In his lecture on the Victorian Age, Dale Ahlquist states that it was a period of the victory of the rich over the poor, as well as a period characterized by Utilitarianism. This philosophy was responsible for "aetheist industrialism." In addition, Utilitarianism, Ahlquist states, hinted at not "allowing the unfit to survive."

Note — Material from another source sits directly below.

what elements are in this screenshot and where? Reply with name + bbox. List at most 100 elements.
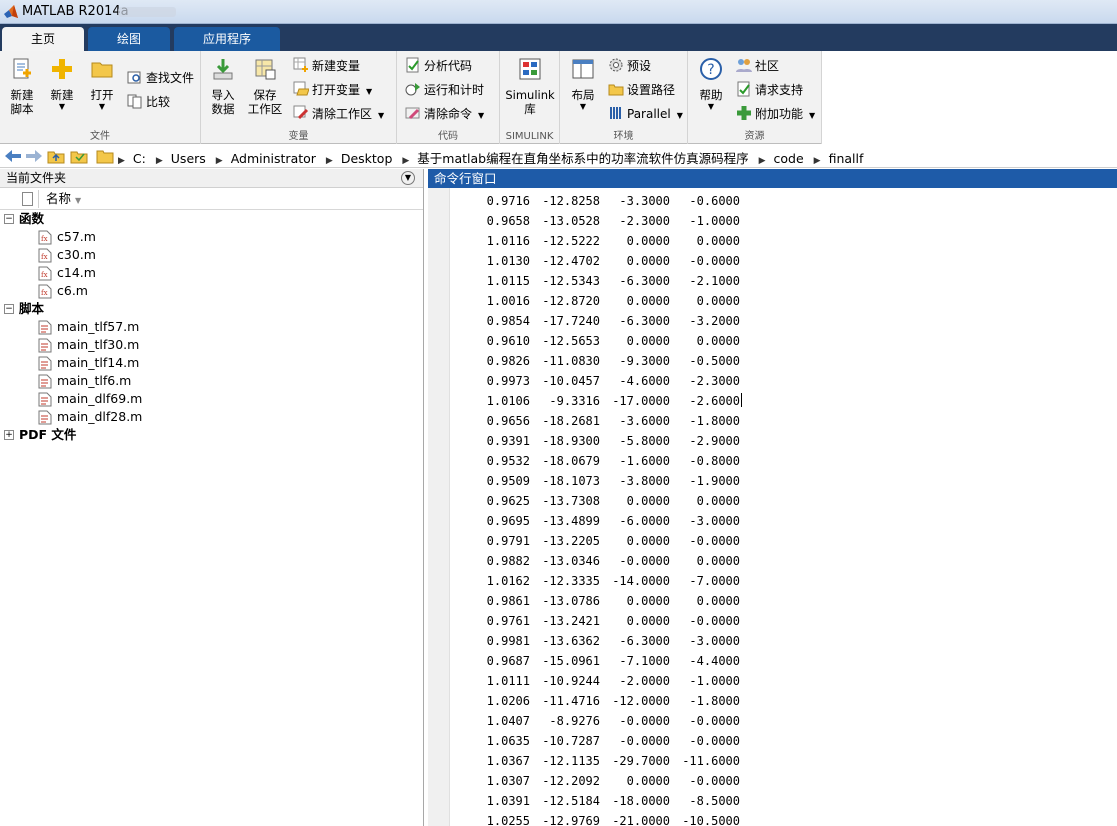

Dickens, however, sympathized with the desolate and the oppressed. In the grey atmosphere of almost gothic tones with Satis House and the marshes, Dickens injects the warmth and glow of the love at the forge and the friendship that develops between Pip and Herbert. That good can overcome evil is thematically developed with the emergence of the goodly characters Joe and Magwitch, who prove themselves nobler than any of the rich. (While the spiritually devastated Miss Havisham repents of her evil intentions against Pip, begging for forgiveness, she does perish.) Finally, in the Third Stage, Pip learns the true values of life: love and family and friends.
Thus, the strong atmosphere of "Great Expectations" is created in the tension between the grey Utilitarism philosophy/Darwinism of the Victorian Age in conflict with Dickens's belief in the basic goodness and worth of the "uncommonly good"--as Joe once calls little Pip--"common" people--as Estella derides Pip.
If you are referring to the opening of the book, Dickens' sets the novel's bleak mood at the very beginning. He describes the isolated marsh near which Pip lives, the grey weather, the cemetery with Pip's parents' and little deceased siblings' graves, and the ominous convict.
Throughout the novel, Dickens follows this pattern by using weather, time of day or night, and morbid locations (Miss Havisham's house, the cemetery, and later debtor's prison) to reflect the harsh times in Pip's life. While the novel does end on a more positive note, overall, its atmosphere reflects struggle from birth to live in an often unforgiving world.